Всё было предопределено. Волосы, которые она подколола на висках, падали на спину плащом из золотой пряжи. Она была меня старше, но не старее: чистая кожа, яркие краски губ, бровей и щек, гибкая повадка. Только почти инстинктивное чувство собственного достоинства, устоявшееся благородство слов и движений говорили — не столько о возрасте, сколько о некоем трудном опыте.
Мы еще что-то пили, шутя пытались доставать прямо ртом бирюльки со дна плоской чаши, читали стихи, рассматривали старинные рисунки и копии картин, что все более откровенно говорили мне о земной любви.
И я ничуть не боялся того, что должно было произойти. Что надвигалось на нас тугой волной. Стояло за спинами и обдавало жаром.
прошептали мои губы. Очередной лист гравюр соскользнул у нас с колен. И мы бросились друг другу в объятия — с отчаянием последнего дня.
— Знаешь, у меня ведь никогда не было женщины.
— А у меня — юноши.
Только сейчас, когда мы, не разъединяя рук и губ, дошли до спальни и запутались в одежде друг друга — я понял всю меру ее сдержанности. И уже много позже — какую-то первородную силу любовного ее искусства и отваги.
Я излил в нее всю муть и грязь, весь ужас, который поднялся из моего нутра — гордыню и гнев, и мрак первой стыдной тяги к женщине, и кровь той смерти, которая легла поперек всех моих путей.
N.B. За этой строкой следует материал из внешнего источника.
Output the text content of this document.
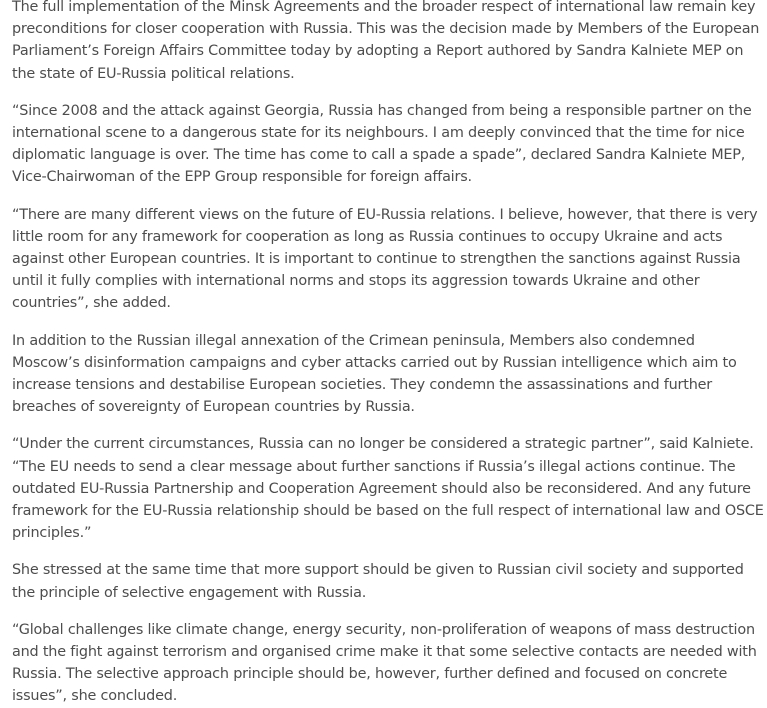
The full implementation of the Minsk Agreements and the broader respect of international law remain key preconditions for closer cooperation with Russia. This was the decision made by Members of the European Parliament’s Foreign Affairs Committee today by adopting a Report authored by Sandra Kalniete MEP on the state of EU-Russia political relations.

“Since 2008 and the attack against Georgia, Russia has changed from being a responsible partner on the international scene to a dangerous state for its neighbours. I am deeply convinced that the time for nice diplomatic language is over. The time has come to call a spade a spade”, declared Sandra Kalniete MEP, Vice-Chairwoman of the EPP Group responsible for foreign affairs.

“There are many different views on the future of EU-Russia relations. I believe, however, that there is very little room for any framework for cooperation as long as Russia continues to occupy Ukraine and acts against other European countries. It is important to continue to strengthen the sanctions against Russia until it fully complies with international norms and stops its aggression towards Ukraine and other countries”, she added.

In addition to the Russian illegal annexation of the Crimean peninsula, Members also condemned Moscow’s disinformation campaigns and cyber attacks carried out by Russian intelligence which aim to increase tensions and destabilise European societies. They condemn the assassinations and further breaches of sovereignty of European countries by Russia.

“Under the current circumstances, Russia can no longer be considered a strategic partner”, said Kalniete. “The EU needs to send a clear message about further sanctions if Russia’s illegal actions continue. The outdated EU-Russia Partnership and Cooperation Agreement should also be reconsidered. And any future framework for the EU-Russia relationship should be based on the full respect of international law and OSCE principles.”

She stressed at the same time that more support should be given to Russian civil society and supported the principle of selective engagement with Russia.

“Global challenges like climate change, energy security, non-proliferation of weapons of mass destruction and the fight against terrorism and organised crime make it that some selective contacts are needed with Russia. The selective approach principle should be, however, further defined and focused on concrete issues”, she concluded.
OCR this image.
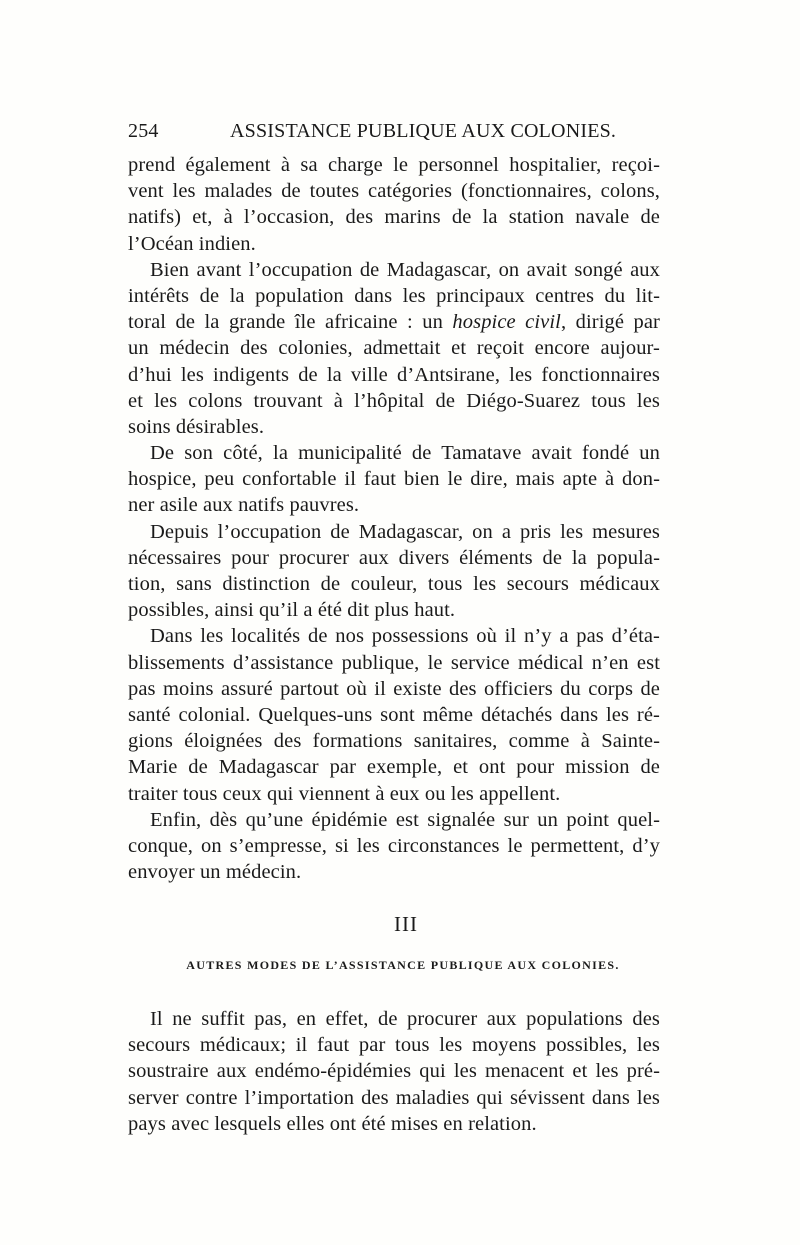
254	ASSISTANCE PUBLIQUE AUX COLONIES.
prend également à sa charge le personnel hospitalier, reçoi-
vent les malades de toutes catégories (fonctionnaires, colons,
natifs) et, à l’occasion, des marins de la station navale de
l’Océan indien.
Bien avant l’occupation de Madagascar, on avait songé aux
intérêts de la population dans les principaux centres du lit-
toral de la grande île africaine : un hospice civil, dirigé par
un médecin des colonies, admettait et reçoit encore aujour-
d’hui les indigents de la ville d’Antsirane, les fonctionnaires
et les colons trouvant à l’hôpital de Diégo-Suarez tous les
soins désirables.
De son côté, la municipalité de Tamatave avait fondé un
hospice, peu confortable il faut bien le dire, mais apte à don-
ner asile aux natifs pauvres.
Depuis l’occupation de Madagascar, on a pris les mesures
nécessaires pour procurer aux divers éléments de la popula-
tion, sans distinction de couleur, tous les secours médicaux
possibles, ainsi qu’il a été dit plus haut.
Dans les localités de nos possessions où il n’y a pas d’éta-
blissements d’assistance publique, le service médical n’en est
pas moins assuré partout où il existe des officiers du corps de
santé colonial. Quelques-uns sont même détachés dans les ré-
gions éloignées des formations sanitaires, comme à Sainte-
Marie de Madagascar par exemple, et ont pour mission de
traiter tous ceux qui viennent à eux ou les appellent.
Enfin, dès qu’une épidémie est signalée sur un point quel-
conque, on s’empresse, si les circonstances le permettent, d’y
envoyer un médecin.
III
AUTRES MODES DE L’ASSISTANCE PUBLIQUE AUX COLONIES.
Il ne suffit pas, en effet, de procurer aux populations des
secours médicaux; il faut par tous les moyens possibles, les
soustraire aux endémo-épidémies qui les menacent et les pré-
server contre l’importation des maladies qui sévissent dans les
pays avec lesquels elles ont été mises en relation.
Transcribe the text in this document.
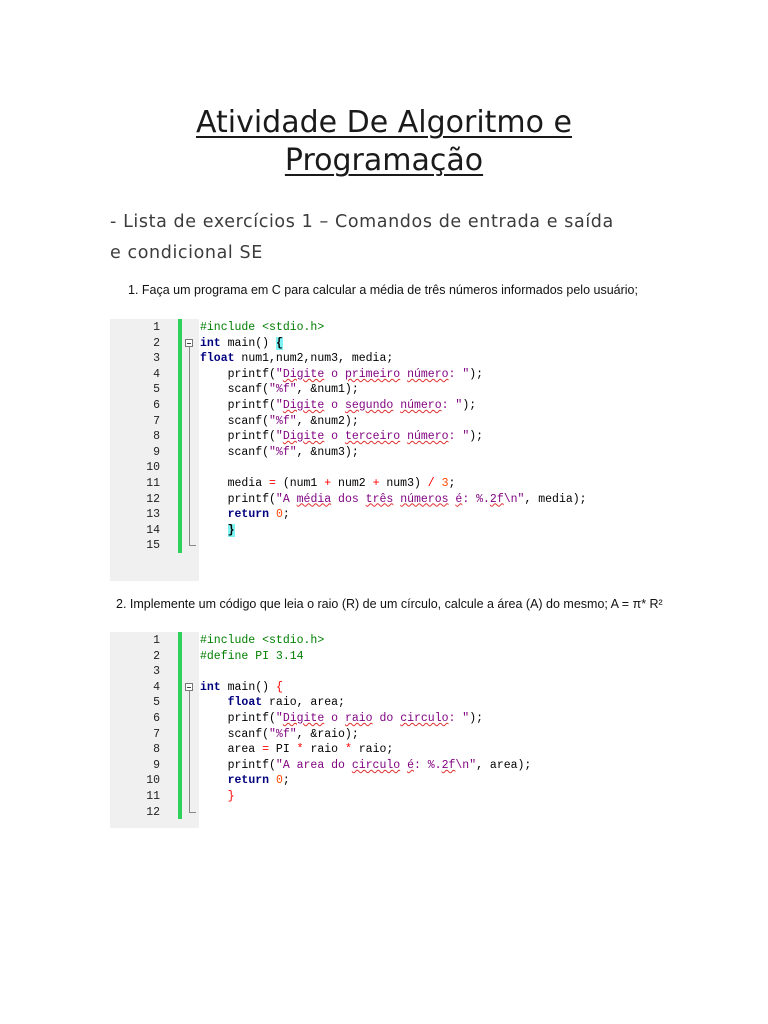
Atividade De Algoritmo e
Programação
- Lista de exercícios 1 – Comandos de entrada e saída
e condicional SE
1. Faça um programa em C para calcular a média de três números informados pelo usuário;
1	#include <stdio.h>
2	int main() {
3	float num1,num2,num3, media;
4	printf("Digite o primeiro número: ");
5	scanf("%f", &num1);
6	printf("Digite o segundo número: ");
7	scanf("%f", &num2);
8	printf("Digite o terceiro número: ");
9	scanf("%f", &num3);
10
11	media = (num1 + num2 + num3) / 3;
12	printf("A média dos três números é: %.2f\n", media);
13	return 0;
14	}
15
2. Implemente um código que leia o raio (R) de um círculo, calcule a área (A) do mesmo; A = π* R²
1	#include <stdio.h>
2	#define PI 3.14
3
4	int main() {
5	float raio, area;
6	printf("Digite o raio do circulo: ");
7	scanf("%f", &raio);
8	area = PI * raio * raio;
9	printf("A area do circulo é: %.2f\n", area);
10	return 0;
11	}
12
И застыл на ней опустошенный, без мыслей, без желаний, даже без облегчения. Тогда осторожно, ласково пальцы ее и губы стали возжигать во мне новое, чистое пламя — чтобы принять его в себя.
Потом ее теплая жизнь текла рядом со мной, омывая сердце и душу. И снег залеплял все окна, закутывая нас в кокон.
— Знаешь, я ведь человека убил, — неожиданно признался я, прижимаясь к ней всей дрожью своего тела.
— А я, наверное, сотню. Но это не стоит упоминания.